The company said it looks forward to working with Calgary's fire department to ensure it has the necessary certification that verifies its professionalism and standards.

CBC News reached out Tuesday to the City of Calgary to get the fire department's response to Premium's allegation that the fire department did not contact the company or its employees prior to laying charges.

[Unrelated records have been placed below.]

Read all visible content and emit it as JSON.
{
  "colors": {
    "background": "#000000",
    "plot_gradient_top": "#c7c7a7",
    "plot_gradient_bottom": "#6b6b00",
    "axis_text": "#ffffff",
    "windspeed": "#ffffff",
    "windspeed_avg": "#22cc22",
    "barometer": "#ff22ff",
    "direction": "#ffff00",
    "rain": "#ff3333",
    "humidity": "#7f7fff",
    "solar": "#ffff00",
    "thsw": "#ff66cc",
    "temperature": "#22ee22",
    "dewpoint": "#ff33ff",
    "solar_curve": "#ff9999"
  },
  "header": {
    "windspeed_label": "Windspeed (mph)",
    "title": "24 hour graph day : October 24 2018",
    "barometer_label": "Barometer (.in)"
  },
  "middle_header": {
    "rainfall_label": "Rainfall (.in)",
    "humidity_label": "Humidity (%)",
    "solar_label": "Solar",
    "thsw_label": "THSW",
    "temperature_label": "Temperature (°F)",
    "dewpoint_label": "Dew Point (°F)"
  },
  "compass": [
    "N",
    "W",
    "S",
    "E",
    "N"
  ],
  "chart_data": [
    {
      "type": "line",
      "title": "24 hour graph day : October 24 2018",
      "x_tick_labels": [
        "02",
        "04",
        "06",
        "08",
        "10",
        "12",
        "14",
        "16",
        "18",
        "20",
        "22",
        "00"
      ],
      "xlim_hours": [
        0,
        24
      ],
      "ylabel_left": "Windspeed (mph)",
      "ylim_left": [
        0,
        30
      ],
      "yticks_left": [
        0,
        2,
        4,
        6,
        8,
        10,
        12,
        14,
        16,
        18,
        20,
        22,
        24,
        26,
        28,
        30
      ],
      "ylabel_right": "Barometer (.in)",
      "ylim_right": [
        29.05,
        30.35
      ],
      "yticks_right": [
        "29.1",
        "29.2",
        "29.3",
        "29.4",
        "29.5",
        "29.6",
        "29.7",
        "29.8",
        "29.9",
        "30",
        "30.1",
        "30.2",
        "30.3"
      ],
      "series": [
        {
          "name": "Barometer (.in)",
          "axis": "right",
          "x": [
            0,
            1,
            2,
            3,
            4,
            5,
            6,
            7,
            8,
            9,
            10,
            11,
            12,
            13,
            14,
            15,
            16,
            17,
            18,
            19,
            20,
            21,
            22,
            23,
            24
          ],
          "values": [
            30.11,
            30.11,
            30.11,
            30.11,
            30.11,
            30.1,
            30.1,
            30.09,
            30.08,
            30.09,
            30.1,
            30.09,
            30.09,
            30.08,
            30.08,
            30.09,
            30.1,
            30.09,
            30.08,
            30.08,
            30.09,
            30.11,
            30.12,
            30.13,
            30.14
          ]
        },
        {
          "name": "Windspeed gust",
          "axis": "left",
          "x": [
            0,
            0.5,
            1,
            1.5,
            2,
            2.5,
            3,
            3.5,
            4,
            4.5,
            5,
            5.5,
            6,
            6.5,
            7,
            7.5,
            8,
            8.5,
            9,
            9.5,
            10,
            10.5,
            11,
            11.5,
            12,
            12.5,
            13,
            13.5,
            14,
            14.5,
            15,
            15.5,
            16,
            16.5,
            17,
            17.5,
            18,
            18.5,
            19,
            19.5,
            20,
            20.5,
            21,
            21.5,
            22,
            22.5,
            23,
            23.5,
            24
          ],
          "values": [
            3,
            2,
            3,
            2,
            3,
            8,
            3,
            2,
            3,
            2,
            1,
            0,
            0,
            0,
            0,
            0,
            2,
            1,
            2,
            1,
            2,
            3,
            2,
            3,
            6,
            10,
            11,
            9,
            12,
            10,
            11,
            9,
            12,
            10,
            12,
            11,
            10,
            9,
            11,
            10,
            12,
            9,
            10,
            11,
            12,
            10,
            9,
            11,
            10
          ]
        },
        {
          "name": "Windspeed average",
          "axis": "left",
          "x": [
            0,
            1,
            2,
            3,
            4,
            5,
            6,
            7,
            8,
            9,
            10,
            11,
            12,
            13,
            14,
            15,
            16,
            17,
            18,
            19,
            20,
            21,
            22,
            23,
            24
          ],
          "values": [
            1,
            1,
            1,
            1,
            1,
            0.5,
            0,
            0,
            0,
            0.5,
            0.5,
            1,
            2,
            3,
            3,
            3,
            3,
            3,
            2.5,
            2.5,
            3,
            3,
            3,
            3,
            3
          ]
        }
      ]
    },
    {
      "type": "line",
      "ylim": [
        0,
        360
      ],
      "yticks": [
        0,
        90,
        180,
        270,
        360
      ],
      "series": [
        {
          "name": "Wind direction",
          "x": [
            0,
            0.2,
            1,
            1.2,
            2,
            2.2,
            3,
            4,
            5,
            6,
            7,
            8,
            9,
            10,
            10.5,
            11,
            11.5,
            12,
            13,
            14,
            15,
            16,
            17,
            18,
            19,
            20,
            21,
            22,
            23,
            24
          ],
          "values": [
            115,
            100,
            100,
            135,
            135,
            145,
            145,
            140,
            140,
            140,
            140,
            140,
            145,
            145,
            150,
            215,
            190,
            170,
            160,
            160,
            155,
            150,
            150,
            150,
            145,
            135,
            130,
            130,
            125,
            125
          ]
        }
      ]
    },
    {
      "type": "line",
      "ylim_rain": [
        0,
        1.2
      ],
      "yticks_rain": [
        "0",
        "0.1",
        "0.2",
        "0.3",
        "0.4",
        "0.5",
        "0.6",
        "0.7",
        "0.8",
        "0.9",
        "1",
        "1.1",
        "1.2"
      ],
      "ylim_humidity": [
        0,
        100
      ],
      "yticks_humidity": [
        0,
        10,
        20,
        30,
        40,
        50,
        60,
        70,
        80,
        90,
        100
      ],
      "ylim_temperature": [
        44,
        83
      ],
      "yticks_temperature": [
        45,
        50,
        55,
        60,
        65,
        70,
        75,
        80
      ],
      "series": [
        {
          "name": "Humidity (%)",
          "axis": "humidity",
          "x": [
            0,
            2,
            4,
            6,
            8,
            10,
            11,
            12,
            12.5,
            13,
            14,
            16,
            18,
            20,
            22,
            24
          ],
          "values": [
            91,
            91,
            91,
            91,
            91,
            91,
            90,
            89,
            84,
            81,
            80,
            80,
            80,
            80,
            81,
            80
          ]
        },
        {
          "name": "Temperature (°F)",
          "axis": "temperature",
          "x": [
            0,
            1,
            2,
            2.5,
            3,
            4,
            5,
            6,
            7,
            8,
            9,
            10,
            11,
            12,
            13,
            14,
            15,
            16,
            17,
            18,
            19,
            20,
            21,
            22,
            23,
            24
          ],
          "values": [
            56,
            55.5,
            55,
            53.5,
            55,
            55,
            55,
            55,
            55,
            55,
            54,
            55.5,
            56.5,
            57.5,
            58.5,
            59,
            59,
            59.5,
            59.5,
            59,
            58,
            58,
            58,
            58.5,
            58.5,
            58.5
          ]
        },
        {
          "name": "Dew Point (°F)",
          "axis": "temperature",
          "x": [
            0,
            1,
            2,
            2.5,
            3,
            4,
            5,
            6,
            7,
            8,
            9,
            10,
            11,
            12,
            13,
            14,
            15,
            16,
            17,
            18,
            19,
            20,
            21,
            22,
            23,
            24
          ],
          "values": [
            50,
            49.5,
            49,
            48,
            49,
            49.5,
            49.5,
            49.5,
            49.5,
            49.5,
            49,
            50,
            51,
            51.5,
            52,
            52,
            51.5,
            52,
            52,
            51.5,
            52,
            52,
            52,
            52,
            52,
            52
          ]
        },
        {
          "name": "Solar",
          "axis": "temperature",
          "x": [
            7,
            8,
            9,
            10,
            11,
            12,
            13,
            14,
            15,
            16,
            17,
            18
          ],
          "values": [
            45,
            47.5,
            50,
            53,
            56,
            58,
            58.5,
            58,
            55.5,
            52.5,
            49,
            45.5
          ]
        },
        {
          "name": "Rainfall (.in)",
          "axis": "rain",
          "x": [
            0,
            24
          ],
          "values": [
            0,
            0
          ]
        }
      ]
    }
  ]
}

In response, the city sent a statement, reading: "Premium Fire Protection Ltd. and 10 of their employees have been charged with significant Fire Code violations. The charges are before the Courts."

Fire department's longest probe ever

Deputy fire chief Ken Uzeloc said Monday that his department has never had an investigation that has been so lengthy or resulted in so many charges. It was the result of a witness coming forward to report concerns.

"It's very concerning because we're talking about life safety systems that are there not only for the protection of employees and citizens in these facilities, but also for firefighters who respond to emergencies in these facilities."

Uzeloc said there has been no indication the equipment had actually been installed incorrectly or anyone was in danger.

Under the provincial fire code, companies and people can be fined up to $100,000 or face six months in jail for a first offence and up to $500,000 for subsequent ones, city prosecutor Paul Frank said. Fine amounts are determined in court.